Today, Walker is 20 years old. Residing in an assisted living home, with scheduled visits to his parents’ place, he is still able to both confound and inspire his family. As his father says, “his awareness of the world is a little more noticeable,” and he’s revealing a “slightly more distinctive personality.”
It is in the small moments, like the one that occurred during a family visit, that offer glimpses of this emerging character. Brown relays the story of when Walker, while at his parents’ home, tripped over a bag his mother, Johanna, had left out and scraped his knee. For hours after the fall, anytime Walker saw his mother, he would grunt at her. It wasn’t until four or five hours later, when Walker approached Johanna and nudged her arm, that the Browns realized Walker had decided to forgive her.
“You piece together from what’s available,” says Ian. “You deal with how he is rather than how he is supposed to be.”
“He still looks 12, or 13. He still functions at the level of a one-and-a-half-year-old. We are still caught in the place that so many parents of intellectually disabled children are.” How does one really connect when so much of a relationship is consumed by caregiving?
Brown believes that when you encounter those with severe disabilities, “you are as disabled as they are,” in that you both are at a loss for how to interact. “This makes you kind of equal, it makes you the same,” he says. “And that allows you to connect.”
Now, in his last year of school, Walker is still revealing his potential to his father. For example, every day before class, the young man collects and puts away the backpacks of all his wheelchair-bound classmates.
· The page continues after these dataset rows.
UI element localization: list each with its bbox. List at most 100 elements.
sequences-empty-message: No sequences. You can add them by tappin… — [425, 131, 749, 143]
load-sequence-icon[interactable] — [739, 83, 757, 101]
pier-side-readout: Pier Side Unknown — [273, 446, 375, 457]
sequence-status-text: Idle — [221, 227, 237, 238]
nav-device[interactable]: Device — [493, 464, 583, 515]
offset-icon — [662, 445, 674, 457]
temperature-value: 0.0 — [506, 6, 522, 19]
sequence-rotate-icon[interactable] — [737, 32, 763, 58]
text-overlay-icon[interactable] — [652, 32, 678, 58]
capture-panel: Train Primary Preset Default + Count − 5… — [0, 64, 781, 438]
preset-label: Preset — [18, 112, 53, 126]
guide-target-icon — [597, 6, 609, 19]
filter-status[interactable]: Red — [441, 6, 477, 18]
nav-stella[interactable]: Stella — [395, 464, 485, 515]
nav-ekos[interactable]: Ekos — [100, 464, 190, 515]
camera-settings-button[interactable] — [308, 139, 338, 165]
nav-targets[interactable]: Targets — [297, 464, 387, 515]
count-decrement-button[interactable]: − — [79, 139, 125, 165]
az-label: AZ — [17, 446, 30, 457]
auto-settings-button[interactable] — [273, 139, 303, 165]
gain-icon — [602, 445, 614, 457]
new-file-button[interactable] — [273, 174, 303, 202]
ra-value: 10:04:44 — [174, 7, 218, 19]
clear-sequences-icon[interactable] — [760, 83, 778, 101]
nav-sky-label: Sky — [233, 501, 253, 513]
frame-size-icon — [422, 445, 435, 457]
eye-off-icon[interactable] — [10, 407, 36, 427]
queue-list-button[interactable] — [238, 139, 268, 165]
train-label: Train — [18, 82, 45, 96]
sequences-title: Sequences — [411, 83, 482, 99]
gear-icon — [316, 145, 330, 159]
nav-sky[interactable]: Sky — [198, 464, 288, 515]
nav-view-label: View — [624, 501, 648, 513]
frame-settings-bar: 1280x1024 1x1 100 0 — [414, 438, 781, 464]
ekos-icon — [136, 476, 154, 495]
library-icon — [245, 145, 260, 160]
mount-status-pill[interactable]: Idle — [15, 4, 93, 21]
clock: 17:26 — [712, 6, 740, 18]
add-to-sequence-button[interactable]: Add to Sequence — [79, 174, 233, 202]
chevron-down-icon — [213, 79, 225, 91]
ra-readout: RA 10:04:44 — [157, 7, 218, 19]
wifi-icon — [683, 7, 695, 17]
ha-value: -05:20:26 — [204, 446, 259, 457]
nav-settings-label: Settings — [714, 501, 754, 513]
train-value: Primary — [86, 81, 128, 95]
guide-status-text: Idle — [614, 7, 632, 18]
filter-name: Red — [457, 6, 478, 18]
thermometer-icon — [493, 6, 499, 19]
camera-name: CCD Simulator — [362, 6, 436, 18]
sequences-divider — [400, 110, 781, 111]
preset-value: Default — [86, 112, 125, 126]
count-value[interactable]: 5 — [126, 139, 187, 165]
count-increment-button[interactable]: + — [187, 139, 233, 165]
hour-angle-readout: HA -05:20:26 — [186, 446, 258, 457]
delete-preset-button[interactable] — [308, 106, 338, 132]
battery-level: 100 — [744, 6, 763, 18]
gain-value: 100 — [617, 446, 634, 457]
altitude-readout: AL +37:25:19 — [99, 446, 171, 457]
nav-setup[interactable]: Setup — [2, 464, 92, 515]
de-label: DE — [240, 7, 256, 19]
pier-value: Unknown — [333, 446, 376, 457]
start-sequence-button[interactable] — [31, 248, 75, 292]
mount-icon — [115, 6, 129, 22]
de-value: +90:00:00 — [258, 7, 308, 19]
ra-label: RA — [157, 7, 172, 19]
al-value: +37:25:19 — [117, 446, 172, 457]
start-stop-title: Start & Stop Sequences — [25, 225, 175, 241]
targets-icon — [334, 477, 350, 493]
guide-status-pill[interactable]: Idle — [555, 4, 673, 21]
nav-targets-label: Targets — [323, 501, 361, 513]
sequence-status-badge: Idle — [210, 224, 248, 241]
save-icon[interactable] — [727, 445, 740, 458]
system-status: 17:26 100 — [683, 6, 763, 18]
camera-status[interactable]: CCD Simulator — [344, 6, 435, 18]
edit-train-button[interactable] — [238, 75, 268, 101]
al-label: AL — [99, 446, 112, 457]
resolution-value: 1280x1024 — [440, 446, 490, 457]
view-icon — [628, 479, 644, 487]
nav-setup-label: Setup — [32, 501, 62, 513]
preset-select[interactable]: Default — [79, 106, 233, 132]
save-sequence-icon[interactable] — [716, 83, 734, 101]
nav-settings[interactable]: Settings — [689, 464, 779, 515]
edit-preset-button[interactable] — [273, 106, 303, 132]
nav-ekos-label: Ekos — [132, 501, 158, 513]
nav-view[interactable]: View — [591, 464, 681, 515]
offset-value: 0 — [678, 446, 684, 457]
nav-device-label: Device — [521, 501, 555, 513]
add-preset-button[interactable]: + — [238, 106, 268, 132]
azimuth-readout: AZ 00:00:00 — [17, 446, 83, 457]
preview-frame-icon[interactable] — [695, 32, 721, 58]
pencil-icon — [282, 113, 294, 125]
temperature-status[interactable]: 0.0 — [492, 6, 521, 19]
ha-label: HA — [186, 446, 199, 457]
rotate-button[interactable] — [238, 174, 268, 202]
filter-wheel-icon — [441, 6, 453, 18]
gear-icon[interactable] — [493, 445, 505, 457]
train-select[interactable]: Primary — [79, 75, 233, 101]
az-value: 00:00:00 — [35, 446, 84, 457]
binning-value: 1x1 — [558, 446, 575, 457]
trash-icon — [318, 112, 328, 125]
Then, at the end of the day, he gathers them again and returns them to their owners. “I was surprised by this daily activity,” says Brown, who, for the first time, saw his son contribute to the outside world in a tangible way.
“There are many ways to contribute, and they are not all based on success or accomplishment,” reflects Brown. And while he understands that Walker will never marry, drive a car or rise to the top of a profession, he has also learned that these typical milestones are not everything. “The more we move away from our focus on being the best, and instead work on how we are relating to other people—that seems more important to me these days.”
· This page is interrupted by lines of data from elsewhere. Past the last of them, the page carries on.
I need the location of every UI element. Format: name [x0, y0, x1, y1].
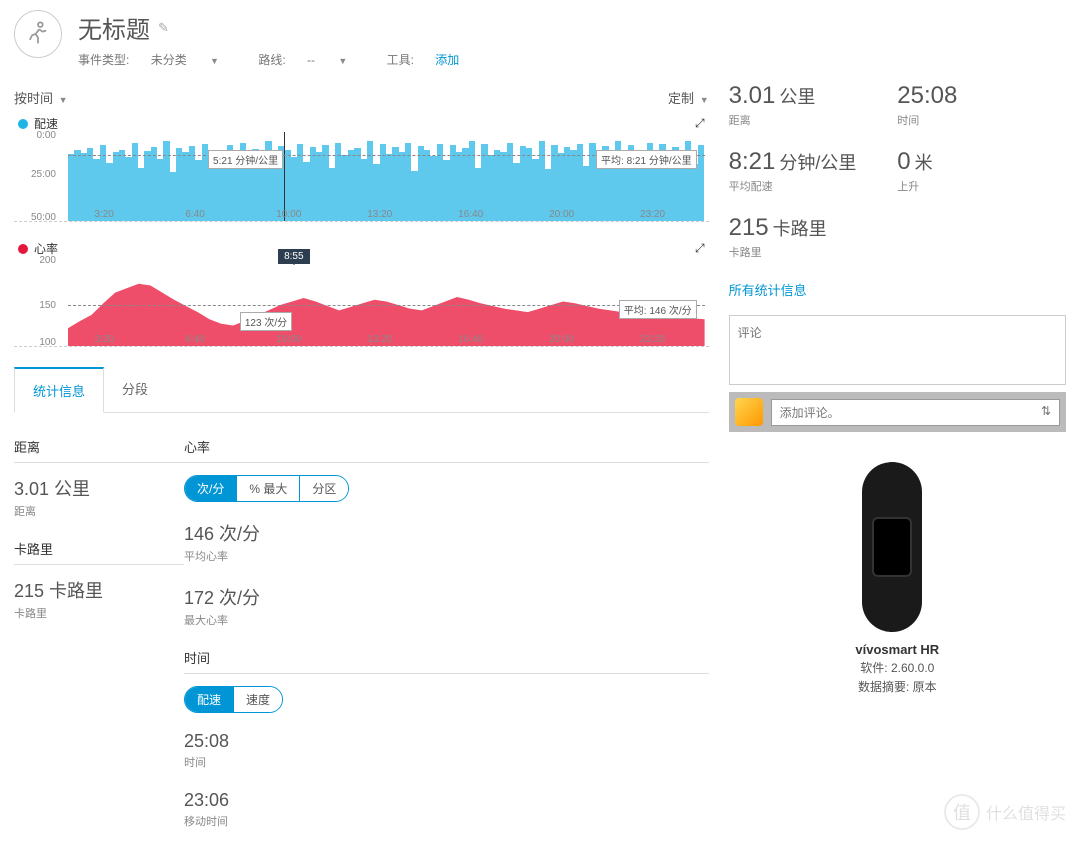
hr-unit-pills: 次/分 % 最大 分区 [184, 475, 349, 502]
all-stats-link[interactable]: 所有统计信息 [729, 280, 807, 299]
expand-pace-icon[interactable]: ⤢ [695, 116, 705, 131]
tab-stats[interactable]: 统计信息 [14, 367, 104, 413]
tools-label: 工具: 添加 [387, 53, 460, 67]
add-tool-link[interactable]: 添加 [435, 53, 459, 67]
calories-section-title: 卡路里 [14, 539, 184, 565]
moving-time-value: 23:06 [184, 790, 709, 811]
route-selector[interactable]: 路线: -- ▼ [258, 53, 365, 67]
avg-hr-value: 146 次/分 [184, 520, 709, 546]
edit-title-icon[interactable]: ✎ [158, 20, 169, 36]
comment-visibility-select[interactable]: 添加评论。⇅ [771, 399, 1060, 426]
hr-legend-dot [18, 244, 28, 254]
expand-hr-icon[interactable]: ⤢ [695, 241, 705, 256]
comment-textarea[interactable] [729, 315, 1066, 385]
hr-tooltip: 123 次/分 [240, 312, 292, 331]
pill-speed[interactable]: 速度 [233, 687, 282, 712]
pill-bpm[interactable]: 次/分 [185, 476, 236, 501]
total-time-value: 25:08 [184, 731, 709, 752]
max-hr-value: 172 次/分 [184, 584, 709, 610]
user-avatar [735, 398, 763, 426]
hr-y-axis: 200 150 100 [14, 257, 62, 346]
pill-pct-max[interactable]: % 最大 [236, 476, 299, 501]
summary-time: 25:08 时间 [897, 82, 1066, 128]
time-section-title: 时间 [184, 648, 709, 674]
summary-calories: 215卡路里 卡路里 [729, 214, 898, 260]
event-type-selector[interactable]: 事件类型: 未分类 ▼ [78, 53, 237, 67]
calories-value: 215 卡路里 [14, 577, 184, 603]
watermark: 值 什么值得买 [944, 794, 1066, 830]
hr-chart[interactable]: 心率 ⤢ 200 150 100 8:55 123 次/分 平均: 146 次/… [14, 240, 709, 347]
tab-segments[interactable]: 分段 [104, 367, 166, 412]
summary-elevation: 0米 上升 [897, 148, 1066, 194]
device-image [822, 462, 972, 632]
hr-avg-label: 平均: 146 次/分 [619, 300, 697, 319]
pill-zones[interactable]: 分区 [299, 476, 348, 501]
pace-tooltip: 5:21 分钟/公里 [208, 150, 283, 169]
activity-type-icon [14, 10, 62, 58]
device-name[interactable]: vívosmart HR [729, 642, 1066, 657]
pace-speed-pills: 配速 速度 [184, 686, 283, 713]
pace-avg-label: 平均: 8:21 分钟/公里 [596, 150, 697, 169]
x-axis-mode-selector[interactable]: 按时间 ▼ [14, 88, 68, 107]
pace-y-axis: 0:00 25:00 50:00 [14, 132, 62, 221]
pace-chart[interactable]: 配速 ⤢ 0:00 25:00 50:00 5:21 分钟/公里 平均: 8:2… [14, 115, 709, 222]
distance-section-title: 距离 [14, 437, 184, 463]
pill-pace[interactable]: 配速 [185, 687, 233, 712]
summary-pace: 8:21分钟/公里 平均配速 [729, 148, 898, 194]
distance-value: 3.01 公里 [14, 475, 184, 501]
hr-section-title: 心率 [184, 437, 709, 463]
pace-legend-dot [18, 119, 28, 129]
summary-distance: 3.01公里 距离 [729, 82, 898, 128]
page-title[interactable]: 无标题 [78, 10, 150, 45]
time-marker: 8:55 [278, 249, 309, 264]
customize-charts-selector[interactable]: 定制 ▼ [668, 88, 709, 107]
time-cursor-line [284, 132, 285, 221]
This concern of connection is one that resonates with many parents, including father and writer Emil Sher, who has adapted The Boy in the Moon for the stage. “I think there’s always a need for writing that challenges us,” says Sher. “Writing that asks questions that, in turn, ask us to pose our own questions.”
Sher’s production, which incorporates writing from the book and original interviews with Brown, Johanna and their daughter, Hayley, has its Toronto premiere on May 8.
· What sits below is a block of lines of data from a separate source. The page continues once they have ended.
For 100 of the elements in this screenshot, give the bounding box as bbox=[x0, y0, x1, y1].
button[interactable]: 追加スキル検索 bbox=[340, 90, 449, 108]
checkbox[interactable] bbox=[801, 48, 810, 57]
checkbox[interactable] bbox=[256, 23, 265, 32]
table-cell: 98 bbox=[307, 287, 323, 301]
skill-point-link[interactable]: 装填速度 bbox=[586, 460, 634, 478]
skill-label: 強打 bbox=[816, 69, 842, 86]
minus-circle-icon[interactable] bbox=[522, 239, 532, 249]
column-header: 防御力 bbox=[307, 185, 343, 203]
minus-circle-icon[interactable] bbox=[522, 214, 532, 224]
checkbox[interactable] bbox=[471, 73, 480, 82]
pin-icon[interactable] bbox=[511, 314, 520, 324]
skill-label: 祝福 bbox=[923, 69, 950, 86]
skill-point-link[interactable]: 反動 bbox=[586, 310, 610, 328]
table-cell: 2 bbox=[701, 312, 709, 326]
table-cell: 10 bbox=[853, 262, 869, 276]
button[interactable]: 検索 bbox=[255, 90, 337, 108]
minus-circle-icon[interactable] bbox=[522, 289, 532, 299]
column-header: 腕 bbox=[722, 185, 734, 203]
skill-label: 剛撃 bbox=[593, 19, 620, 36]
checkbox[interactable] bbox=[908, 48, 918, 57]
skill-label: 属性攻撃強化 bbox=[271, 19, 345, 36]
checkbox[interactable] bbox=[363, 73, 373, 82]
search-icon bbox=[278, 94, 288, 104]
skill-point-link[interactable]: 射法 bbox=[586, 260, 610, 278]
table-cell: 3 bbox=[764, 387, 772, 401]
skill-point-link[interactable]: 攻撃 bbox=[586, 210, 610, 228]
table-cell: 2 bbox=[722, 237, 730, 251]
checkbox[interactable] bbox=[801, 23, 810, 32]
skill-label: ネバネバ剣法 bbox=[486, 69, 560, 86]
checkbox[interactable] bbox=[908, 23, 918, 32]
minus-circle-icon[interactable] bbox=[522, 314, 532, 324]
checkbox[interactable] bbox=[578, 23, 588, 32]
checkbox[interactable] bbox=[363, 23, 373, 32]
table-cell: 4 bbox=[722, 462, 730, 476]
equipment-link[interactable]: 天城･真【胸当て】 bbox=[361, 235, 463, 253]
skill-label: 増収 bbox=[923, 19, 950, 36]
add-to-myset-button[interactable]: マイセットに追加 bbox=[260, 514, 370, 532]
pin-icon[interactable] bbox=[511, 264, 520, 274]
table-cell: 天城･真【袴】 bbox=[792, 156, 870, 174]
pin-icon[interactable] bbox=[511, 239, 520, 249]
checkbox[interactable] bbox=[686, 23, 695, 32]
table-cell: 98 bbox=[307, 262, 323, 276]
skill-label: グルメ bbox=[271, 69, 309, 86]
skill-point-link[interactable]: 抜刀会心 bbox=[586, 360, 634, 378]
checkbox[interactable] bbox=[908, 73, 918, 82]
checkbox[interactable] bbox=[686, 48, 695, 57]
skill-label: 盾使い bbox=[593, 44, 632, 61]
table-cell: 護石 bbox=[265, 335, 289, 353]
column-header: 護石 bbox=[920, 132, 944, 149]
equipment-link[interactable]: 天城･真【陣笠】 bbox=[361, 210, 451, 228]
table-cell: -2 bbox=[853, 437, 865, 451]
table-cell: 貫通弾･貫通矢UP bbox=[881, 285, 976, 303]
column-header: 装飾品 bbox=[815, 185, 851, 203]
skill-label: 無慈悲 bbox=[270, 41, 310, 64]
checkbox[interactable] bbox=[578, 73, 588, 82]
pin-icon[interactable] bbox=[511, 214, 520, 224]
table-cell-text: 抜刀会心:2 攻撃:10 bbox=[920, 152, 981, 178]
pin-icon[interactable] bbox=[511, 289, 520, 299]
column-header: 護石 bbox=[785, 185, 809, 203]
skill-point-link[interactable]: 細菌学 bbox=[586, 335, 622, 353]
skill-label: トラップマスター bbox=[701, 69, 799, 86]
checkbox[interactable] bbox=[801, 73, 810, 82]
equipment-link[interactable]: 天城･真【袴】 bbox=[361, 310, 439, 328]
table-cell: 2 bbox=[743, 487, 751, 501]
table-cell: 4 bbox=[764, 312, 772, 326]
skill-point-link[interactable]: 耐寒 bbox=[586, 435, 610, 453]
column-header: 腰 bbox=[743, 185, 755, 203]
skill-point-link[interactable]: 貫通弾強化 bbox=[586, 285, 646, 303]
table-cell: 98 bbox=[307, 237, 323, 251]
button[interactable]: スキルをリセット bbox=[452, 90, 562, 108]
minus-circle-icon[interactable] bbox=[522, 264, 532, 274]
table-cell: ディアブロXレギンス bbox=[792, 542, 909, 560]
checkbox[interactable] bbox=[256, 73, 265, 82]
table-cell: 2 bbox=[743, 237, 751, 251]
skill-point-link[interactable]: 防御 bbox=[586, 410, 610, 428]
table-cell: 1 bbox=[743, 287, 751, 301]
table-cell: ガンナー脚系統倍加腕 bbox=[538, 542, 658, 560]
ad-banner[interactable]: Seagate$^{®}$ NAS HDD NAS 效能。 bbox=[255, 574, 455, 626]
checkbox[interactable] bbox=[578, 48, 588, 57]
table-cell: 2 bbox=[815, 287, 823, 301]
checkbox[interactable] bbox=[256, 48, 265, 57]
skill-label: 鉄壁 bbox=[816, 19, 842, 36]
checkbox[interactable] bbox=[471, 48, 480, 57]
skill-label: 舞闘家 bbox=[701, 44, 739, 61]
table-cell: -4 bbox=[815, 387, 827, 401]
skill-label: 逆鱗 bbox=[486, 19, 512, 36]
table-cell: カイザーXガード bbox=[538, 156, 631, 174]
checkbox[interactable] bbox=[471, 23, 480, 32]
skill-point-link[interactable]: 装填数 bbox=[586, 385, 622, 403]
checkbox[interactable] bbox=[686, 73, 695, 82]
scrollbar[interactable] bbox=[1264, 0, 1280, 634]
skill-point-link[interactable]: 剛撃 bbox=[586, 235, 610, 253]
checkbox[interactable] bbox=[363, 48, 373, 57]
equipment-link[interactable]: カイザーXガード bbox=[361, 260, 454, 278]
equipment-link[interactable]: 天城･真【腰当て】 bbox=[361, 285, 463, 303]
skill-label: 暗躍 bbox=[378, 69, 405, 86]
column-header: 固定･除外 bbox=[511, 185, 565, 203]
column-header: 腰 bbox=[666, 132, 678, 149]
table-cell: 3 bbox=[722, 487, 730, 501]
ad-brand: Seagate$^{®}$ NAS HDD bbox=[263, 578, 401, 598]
“The Walkers of the world, in all the best ways, force us to see life through a different lens,” says Sher. “It helps to have truths we already know restated, just to remind us of their importance in shaping who we are and how we interpret the world. I was reminded in tackling this book that life is complex and layered. It’s not black and white. And I think it’s in the greys that we discover what life is all about.”
The Boy in the Moon is playing at Crow’s Theatre, May 8 to 27.